Scientific Computing Spring 2006

Assignments

Assignment 0

Build groups of three people, as interdisciplinary as possible. Send an email to Jacob (jpr@cs.indiana.edu) with a CC to me (pgottsch@osl.iu.edu) which include: It is important to send it as early as possible, we have to set up version control repositories and mailing list for proper working. This is not a real assignment, moreover a prerequisite for the real assignments. And there will be no points for it.

Assignment 1

Due date: Wednesday in a week (02/08/06 23:59:59)

Submission

Your group repository contains the 3 standard subdirectories: trunk, branches, and tags. For the submission we will only use the trunk directory. You can use the branches if you work on different versions in your group. The directory trunk/hw0x shall only contain the answers to the questions. Please remove any temporary file before submission (e.g., after the first assignment hw01 must contain 6 files). When you submit your answers in the final version (before due time) mark this in the commitment, e.g. for assignment 1:

svn commit -m 'homework 1 submission'

Question 1: Algorithmic Complexity

Find a more efficient algorithm to compute Pi than the integration methods presented in lecture 1.

For instance you can search for appropriate power series on the web. Write a short program to see the convergence. As programming languages you can use C, C++, perl or python. For others you have to find an agreement with Jacob. Put your result into fast_pi.c, fast_pi.cpp, fast_pi.pl, or fast_pi.py. How many iterations you need to get 8, 10, 12, and 14 correct digits? (Compare with a constant for instance.) Give a guess how the number of correct digits depends on the number of iterations. To be better than the integration your computation must be faster than O(log(N)). Write this as plain text into fast_pi.analysis.

Question 2: Vector Operations

Write a short C or C++ program that computes the vector addition z= x + y in three different ways for different vector sizes.

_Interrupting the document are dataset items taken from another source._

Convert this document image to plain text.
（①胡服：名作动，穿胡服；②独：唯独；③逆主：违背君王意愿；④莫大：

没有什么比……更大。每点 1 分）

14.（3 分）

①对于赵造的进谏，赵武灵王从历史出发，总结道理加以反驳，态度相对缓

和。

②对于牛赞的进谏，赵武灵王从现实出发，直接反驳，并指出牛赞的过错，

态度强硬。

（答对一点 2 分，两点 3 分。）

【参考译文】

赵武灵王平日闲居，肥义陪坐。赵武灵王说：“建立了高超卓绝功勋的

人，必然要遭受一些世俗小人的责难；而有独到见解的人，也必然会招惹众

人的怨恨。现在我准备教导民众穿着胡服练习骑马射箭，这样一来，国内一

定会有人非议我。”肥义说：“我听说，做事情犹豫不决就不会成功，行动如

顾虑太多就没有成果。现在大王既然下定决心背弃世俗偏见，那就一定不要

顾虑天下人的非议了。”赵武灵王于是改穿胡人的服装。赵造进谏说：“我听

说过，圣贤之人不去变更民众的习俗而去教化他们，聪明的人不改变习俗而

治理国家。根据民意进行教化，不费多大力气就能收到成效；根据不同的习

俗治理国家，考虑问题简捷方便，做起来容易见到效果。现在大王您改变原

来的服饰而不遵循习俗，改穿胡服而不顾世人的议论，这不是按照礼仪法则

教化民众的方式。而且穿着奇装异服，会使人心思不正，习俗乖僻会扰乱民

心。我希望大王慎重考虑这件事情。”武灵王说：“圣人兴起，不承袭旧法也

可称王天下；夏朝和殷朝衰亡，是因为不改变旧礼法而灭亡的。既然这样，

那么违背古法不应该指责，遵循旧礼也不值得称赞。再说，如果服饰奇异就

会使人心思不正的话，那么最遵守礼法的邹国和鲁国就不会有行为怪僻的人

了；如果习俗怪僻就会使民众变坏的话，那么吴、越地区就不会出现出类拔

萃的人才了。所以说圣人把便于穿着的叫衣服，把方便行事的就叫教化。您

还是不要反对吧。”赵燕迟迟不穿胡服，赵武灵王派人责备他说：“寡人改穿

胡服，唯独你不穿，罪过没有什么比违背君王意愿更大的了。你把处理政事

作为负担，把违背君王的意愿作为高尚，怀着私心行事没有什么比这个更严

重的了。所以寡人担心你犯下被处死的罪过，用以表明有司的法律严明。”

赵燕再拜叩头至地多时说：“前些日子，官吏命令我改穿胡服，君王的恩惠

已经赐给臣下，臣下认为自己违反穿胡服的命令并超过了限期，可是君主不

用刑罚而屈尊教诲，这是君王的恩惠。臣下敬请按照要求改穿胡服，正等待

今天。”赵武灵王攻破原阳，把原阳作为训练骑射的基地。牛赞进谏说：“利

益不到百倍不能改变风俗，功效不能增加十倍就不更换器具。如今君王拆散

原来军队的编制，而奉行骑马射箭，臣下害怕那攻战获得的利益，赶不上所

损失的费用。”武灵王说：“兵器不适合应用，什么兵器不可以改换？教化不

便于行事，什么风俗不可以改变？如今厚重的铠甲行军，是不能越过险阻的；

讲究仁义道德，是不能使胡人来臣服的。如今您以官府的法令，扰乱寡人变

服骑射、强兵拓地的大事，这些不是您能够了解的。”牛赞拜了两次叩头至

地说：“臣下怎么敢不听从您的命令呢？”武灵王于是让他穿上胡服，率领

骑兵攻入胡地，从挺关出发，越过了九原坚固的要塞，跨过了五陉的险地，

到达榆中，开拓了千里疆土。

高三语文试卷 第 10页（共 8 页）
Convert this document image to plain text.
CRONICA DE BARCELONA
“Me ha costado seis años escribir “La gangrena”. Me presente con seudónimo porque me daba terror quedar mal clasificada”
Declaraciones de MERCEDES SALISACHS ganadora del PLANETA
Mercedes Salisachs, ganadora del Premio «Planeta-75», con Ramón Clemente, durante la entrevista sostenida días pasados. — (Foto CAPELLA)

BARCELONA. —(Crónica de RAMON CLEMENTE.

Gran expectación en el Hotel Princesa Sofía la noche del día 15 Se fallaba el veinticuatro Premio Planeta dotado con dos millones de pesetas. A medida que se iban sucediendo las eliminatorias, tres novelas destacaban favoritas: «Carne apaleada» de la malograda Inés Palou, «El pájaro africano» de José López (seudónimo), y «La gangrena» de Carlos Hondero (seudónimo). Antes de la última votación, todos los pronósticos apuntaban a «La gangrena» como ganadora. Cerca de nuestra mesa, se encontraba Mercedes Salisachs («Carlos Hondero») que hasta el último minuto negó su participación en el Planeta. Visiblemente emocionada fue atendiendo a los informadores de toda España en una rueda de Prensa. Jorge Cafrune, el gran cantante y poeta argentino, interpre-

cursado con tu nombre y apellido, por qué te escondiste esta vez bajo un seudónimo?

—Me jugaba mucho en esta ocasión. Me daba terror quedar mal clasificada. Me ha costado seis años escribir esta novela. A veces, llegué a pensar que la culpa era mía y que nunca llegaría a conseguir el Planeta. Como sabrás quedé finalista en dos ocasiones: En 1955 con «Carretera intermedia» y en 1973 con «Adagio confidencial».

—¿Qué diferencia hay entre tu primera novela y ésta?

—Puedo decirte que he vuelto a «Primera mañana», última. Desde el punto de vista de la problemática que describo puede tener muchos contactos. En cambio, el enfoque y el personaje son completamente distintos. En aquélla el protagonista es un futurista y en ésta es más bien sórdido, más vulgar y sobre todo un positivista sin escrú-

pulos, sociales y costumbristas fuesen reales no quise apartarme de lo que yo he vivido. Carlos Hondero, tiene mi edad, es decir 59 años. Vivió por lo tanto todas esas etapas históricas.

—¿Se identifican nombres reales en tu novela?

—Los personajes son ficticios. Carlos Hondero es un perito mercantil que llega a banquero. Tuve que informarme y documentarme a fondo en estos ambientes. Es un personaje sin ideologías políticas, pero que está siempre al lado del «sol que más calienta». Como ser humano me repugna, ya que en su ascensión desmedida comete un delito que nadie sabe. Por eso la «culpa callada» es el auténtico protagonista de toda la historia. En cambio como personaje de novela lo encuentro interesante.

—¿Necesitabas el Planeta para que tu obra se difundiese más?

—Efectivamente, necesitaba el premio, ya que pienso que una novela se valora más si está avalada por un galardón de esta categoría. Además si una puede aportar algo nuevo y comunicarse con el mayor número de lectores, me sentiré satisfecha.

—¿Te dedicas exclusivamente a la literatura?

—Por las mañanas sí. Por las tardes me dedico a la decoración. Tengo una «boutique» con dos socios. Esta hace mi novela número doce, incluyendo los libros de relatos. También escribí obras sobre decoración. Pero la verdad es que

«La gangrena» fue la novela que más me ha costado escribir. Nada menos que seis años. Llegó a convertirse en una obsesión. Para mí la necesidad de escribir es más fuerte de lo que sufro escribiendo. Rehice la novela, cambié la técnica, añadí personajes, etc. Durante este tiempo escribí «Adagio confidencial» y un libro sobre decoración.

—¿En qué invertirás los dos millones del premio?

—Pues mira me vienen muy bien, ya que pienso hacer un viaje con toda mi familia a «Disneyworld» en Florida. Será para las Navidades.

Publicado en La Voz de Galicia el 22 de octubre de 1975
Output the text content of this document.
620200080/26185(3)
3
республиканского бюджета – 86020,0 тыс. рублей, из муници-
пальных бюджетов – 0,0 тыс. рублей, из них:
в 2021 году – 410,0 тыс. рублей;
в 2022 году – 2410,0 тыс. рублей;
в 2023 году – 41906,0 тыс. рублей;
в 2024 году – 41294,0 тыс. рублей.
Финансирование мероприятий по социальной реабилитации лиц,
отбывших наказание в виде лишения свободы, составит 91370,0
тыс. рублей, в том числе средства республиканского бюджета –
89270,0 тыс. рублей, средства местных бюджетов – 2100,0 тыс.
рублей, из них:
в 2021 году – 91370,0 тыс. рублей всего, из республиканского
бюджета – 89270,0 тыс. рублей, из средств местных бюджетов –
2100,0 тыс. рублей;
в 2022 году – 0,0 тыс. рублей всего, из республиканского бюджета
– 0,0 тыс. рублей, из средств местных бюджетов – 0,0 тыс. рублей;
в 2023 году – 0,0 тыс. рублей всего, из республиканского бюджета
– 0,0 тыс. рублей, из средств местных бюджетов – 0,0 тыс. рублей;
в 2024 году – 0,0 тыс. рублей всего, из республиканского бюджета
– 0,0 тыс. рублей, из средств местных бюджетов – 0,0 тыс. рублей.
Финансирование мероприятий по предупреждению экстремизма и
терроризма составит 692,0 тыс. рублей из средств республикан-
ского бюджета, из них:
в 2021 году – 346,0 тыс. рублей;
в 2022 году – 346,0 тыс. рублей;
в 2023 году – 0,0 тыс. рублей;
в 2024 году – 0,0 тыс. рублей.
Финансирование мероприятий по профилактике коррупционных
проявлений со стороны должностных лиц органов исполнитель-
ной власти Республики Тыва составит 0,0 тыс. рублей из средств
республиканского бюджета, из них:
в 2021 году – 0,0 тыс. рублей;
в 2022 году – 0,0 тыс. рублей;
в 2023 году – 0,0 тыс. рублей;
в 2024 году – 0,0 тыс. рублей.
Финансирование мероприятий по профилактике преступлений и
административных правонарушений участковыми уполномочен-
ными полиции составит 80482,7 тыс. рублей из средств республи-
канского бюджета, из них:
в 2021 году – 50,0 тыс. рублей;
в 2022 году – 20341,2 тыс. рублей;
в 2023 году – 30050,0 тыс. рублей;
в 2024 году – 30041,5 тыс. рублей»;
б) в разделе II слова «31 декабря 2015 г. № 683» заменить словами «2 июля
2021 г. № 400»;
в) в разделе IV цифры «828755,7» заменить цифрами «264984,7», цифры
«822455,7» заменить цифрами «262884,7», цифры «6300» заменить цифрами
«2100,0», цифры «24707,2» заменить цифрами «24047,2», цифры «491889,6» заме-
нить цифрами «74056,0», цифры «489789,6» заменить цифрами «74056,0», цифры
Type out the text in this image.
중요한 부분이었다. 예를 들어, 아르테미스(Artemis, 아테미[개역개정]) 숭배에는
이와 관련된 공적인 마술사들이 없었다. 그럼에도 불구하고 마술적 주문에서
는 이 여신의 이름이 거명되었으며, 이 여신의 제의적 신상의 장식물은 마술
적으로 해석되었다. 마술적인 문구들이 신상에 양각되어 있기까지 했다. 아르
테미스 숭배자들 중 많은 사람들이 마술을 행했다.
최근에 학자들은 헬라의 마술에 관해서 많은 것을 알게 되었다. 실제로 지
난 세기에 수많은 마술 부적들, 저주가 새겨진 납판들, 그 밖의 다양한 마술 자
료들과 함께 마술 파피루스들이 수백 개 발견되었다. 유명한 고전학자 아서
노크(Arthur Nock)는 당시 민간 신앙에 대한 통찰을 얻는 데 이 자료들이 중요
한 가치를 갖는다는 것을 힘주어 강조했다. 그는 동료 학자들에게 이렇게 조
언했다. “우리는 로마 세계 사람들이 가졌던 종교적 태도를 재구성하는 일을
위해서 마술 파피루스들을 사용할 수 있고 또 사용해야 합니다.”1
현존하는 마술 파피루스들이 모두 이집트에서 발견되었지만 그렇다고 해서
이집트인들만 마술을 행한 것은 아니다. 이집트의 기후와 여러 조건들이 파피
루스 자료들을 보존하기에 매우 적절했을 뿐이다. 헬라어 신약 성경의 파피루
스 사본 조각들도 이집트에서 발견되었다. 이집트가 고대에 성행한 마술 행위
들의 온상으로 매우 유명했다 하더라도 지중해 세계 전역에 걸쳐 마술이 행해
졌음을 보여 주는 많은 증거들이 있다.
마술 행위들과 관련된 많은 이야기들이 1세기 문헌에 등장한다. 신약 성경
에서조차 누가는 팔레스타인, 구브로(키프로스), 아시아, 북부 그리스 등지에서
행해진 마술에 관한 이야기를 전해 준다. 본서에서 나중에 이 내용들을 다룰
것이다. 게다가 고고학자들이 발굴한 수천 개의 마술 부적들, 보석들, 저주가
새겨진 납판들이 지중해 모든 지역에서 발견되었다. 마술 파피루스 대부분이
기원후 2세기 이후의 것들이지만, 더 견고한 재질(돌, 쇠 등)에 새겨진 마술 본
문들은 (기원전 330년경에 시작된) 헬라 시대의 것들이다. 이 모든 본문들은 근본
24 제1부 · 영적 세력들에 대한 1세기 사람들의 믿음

Put your complete gcc-compilable program into vector_addition.cpp. It is up to you if you use C arrays or STL vectors of doubles. You are free to use inheritance for more concise implementation. The three calculation versions are

As vector length use 100, 1000, 10000, 100000, and 1000000. Measure the compute time for all three versions on all vector sizes (use compiler optimization). Put the command line of the compilation and the results into vector_addition.time_log. Repeat the computation often enough to have at least two significant digits (you can use finer grained timings than day_time_of_day like MPI_TIME or boost time).

Compute the required time per operation (only the addition not the assignment) for all 15 combinations. Give a short explanation why the timing differs for different sizes and different implementations of mathematically identical operations. Put your explanation in plain text into vector_addition.analysis.

Question 3: Floating Point Accuracy

Extend the example of precise addition of two floating point numbers from the lecture to the addition of three numbers.

The result will be three floating point numbers, where some of them can be zero. Your directory trunk/hw01 already contains a source code precision.cpp with some tests. Complete the code and check if the tests are computed correctly. Be aware that we will add more tests for the grading.

Assignment 2

Due date: Friday in a week (03/03/06 23:59:59)

Question 1: Fastest Matrix Product Wins

Multiply 1000x1000 matrices as fast as possible.

CHANGE !!!!!!!!!!! Say we call our matrices A, B, and C with C = AB. A is initialized so that aij=i+j. B is 2A so that bij=2(i+j). You can use the initialization in blocked_matrix_product_optimized.cpp.

Test: Obviously, the result C is an NxN matrix with

cij=1/3 N (1 - 3i - 3j + 6ij - 3N + 3iN + 3jN + 2N2).

Verify this for three elements. The relative error

|cij,computed-cij,expected|/|cij,expected|

should be less than 0.0001.

You are free to choose any blocking factor you want. More than 6 levels of nestings are allowed. Run this computation for matrices of doubles and floats.

Run 10 repetitions of each computation to get precise enough timing (accumulated time not for each repetition). Write your timing of 5 different implementations (blocking, nesting, ...) into matrix_multiplication.time_log. Start your timing after the matrices are initialized. Call your C or C++ program that contains all 5 different variations of matrix product (e.g., 5 templated functions or 10 non-templated functions (for double and float)) matrix_multiplication.cpp. Write your compile command with all options into matrix_multiplication.compilation. With 5 versions and applying this to double and float you will have ten timings. You can use one of the programs from the class as starting point. Of course you will make a new directory hw02 in trunk. The checkin that you consider as submission shall contain an appropriate comment.

Use molerat for your measurings. Log into burrow.cs.indiana.edu and ssh to molerat or log into molerat.cs.indiana.edu directly.